Правда, тут же и червячок сомнения румяное яблочко его оптимизма начинал точить: разве ж это нормально, что, вместо того, чтобы сосредоточиться на своем профессиональном деле, люди мечутся между письменным столом, классом, лабораторией, больницей, сценой и грядками с морковкой, луком и редиской, не зная толком, как и что туда воткнуть?
На месте оказалось, что сразу нескольким новорожденным садоводческим обществам выделено одно большое, гектаров на сто с лишним, брошенное совхозное поле. До самых колков оно густо поросло высоким, жестким, грязно-серым бурьяном. Поле это много лет подряд, без передышки, доводя до полного истощения, засевали то овсом, то кукурузой, то еще какими-то злаками, нещадно травили пестицидами и гербицидами, а теперь вот, когда даже таким варварским способом содержать его стало не под силу (ни техники, ни горючего, ни людей, ни, главное, денег, чтобы это все иметь), когда высосали из поля практически все соки и фактически угробили, превратили в сорную пустошь, решили сбагрить подвернувшимся горожанам да еще и умудриться при том себе и ручку позолотить, лупя деньги с доверчивых урбаноидов за аренду земли, за пахоту, за то, за се...

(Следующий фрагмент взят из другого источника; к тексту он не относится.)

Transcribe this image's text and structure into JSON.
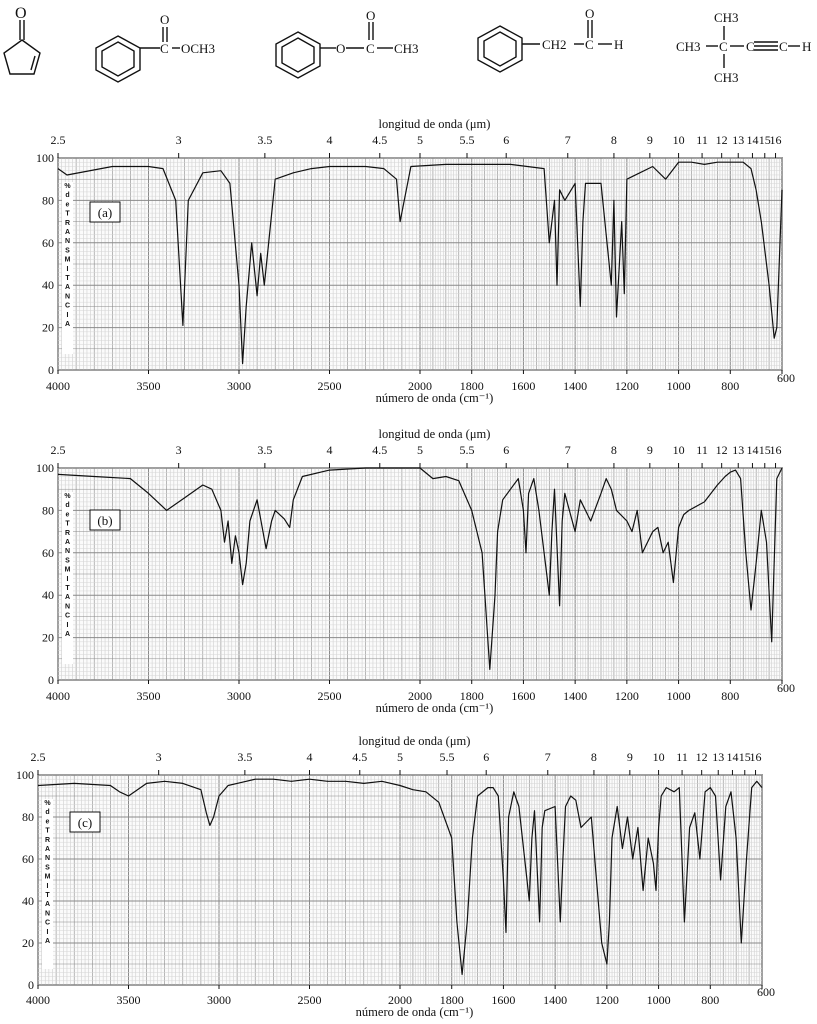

Ликующее шествие новоявленных землевладельцев притихло, сгрудившись на кромке, приуныло. Но ненадолго. Откуда-то появились люди с землемерными саженями, рулетками, охапками пограничных колышков. Народ заволновался: начиналось самое сложное и интересное – разметка земельных участков.
– Ну, поехали, што ли! – сказал некто небритый, в заштопанной телогрейке и стоптанных сапогах, сам очень похожий на лежащую под его подошвами почву, и процесс пошел.
Шел он нервно, с драматическими коллизиями и накалом страстей. Поле было хоть и бросовое, но имелись на нем участочки и получше, и похуже. Последних – гораздо больше. И они, разумеется, никому не были нужны. А потому грозовая атмосфера возникла сразу же, как только циркуль землемера шагнул вглубь поля.
Мерили и размечали, время от времени хватая друг друга за грудки, а порой теряя не только интеллигентный, культурный, но и вообще человеческий облик, до самого вечера.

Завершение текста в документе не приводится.